Comparing performance

Unhappily for the regulators, the combined numbers for 2019-20 do not yet present a record of performance that looks markedly better - despite an improved funding settlement.

After adjusting for the uneven phasing of some centrally held funds throughout the year, the combined NHS position at quarter two was a deficit of £665m, compared to a deficit of £815m at the midpoint of last year.

As was also the case in the last two years, the official forecast at quarter two is for the deficit to be halved by the end of the year, to £309m.

Whereas actual year-end performance in the provider sector tends to be significantly worse than forecast, the opposite is normally true for commissioners.

This is because NHSE tends to hold back whatever it thinks it needs to offset the provider deficit. So if the pattern of recent years continues, that £309m deficit will largely disappear by the end of the year.

NHS

Combines financial performance of providers and commissioners. For providers, it was assumed that provider sustainability funding and financial recovery funding is received evenly throughout the year. The commissioner position was derived from spending against the total NHS funding envelope.

What might concern national leaders is this year’s NHS revenue funding increase (3.6 per cent in real terms) is significantly more than the service has had over the last decade, and the largest it will receive until 2023-24 (barring a change in government).

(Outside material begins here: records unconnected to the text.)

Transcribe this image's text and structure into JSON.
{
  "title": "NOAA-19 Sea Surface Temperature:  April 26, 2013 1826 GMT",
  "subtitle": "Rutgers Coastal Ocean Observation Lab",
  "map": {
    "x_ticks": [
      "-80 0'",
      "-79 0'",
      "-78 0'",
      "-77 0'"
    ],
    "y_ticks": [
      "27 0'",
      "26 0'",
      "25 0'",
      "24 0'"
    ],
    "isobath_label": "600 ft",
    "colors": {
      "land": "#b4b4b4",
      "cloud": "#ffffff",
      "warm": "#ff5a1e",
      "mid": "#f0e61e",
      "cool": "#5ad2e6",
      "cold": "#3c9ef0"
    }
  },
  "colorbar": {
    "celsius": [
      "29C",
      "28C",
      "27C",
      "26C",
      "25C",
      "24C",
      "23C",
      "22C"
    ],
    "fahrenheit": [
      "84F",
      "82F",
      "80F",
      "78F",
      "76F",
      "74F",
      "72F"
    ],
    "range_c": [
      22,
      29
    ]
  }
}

A more dramatic improvement in 2019-20 would certainly have been hoped for, and perhaps expected.

It means the NHS must continue spending valuable time and effort on short term fixes, with cash held back to offset deficits — rather than being invested in long-term, transformational change – and things will only get tougher from here.

The bottom line

However, the combined financial reporting – albeit on a surface level – is an indicator of local and national leaders starting to think about spending against the overall budget envelope, rather than their narrow area of responsibility.

With that approach, the NHS should be able to focus on decisions that can really make a difference to the bottom line.